Brambles - the world's biggest supplier of wooden pallets for storage and transport - has not provided any quantitative earnings guidance for the 2005/06 first half.
But it has forecast "further good growth" in profits this financial year.
Analysts are expecting an interim result in the range of $A342 million ($US253.25 million) and $A408 million ($US302.12 million), with a consensus of $A373.33 million ($US276.45 million), according to a survey by AAP.
That would compare to an net profit of $A234.8 million ($US173.87 million) in the first half of 2004/05.
Brambles, which will announce its interim results on Thursday, will be reporting for the first time in US dollars and under the new international accounting standards.
CommSec analyst Matt Crowe said the market will be looking for further guidance on Brambles recently-announced asset sale.
"What we're looking for is whether the asset sales of Cleanaway and Brambles Industrial Services have progressed any further and guidance on what prices to expect," he said.
"The focus of Brambles is always on (pallet business) CHEP, especially these days with the assets sale, and to a lesser extent Recall."
Brambles announced in November that it would sell its waste management division Cleanaway, steel industry support unit Brambles Industrial Services and its regional businesses, and focus on its core pallet business CHEP and its document management assets Recall.
At the same time, Brambles unveiled plans to scrap its dual-listed structure and create of a new holding company, which would have a primary listing on the Australian Stock Exchange (ASX) and a secondary listing on the London Stock Exchange.

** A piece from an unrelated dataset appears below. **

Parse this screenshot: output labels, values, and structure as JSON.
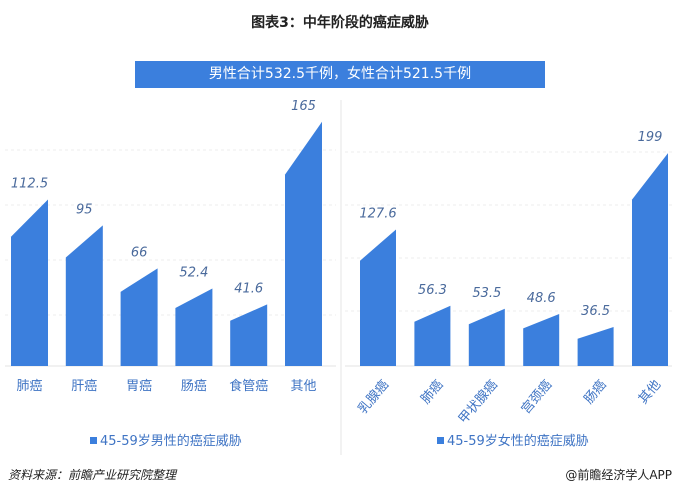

Mr Crowe said CHEP's US operations were performing very well, while its European business had some way to go following its restructuring efforts in recent years.
"Europe is performing well but it's mostly because of price increases," he said.
"The key thing people will focus on in the outlook is whether they will start to grow their volumes now that they've got their price changes pushed through."
Brambles estimates that the divestment of its waste management, industrial services and regional businesses could generate as much as $2.8 billion in capital, which will be returned to shareholders via a share buyback or other means.
Analysts put the value of the sell-off even higher, at around $3.5 billion.
Brambles began offloading non-core assets in the first half with the sale of Cleanaway Germany for $893 million, its northern hemisphere industrial services business, the US plastic container operations and its specialised tank container assets.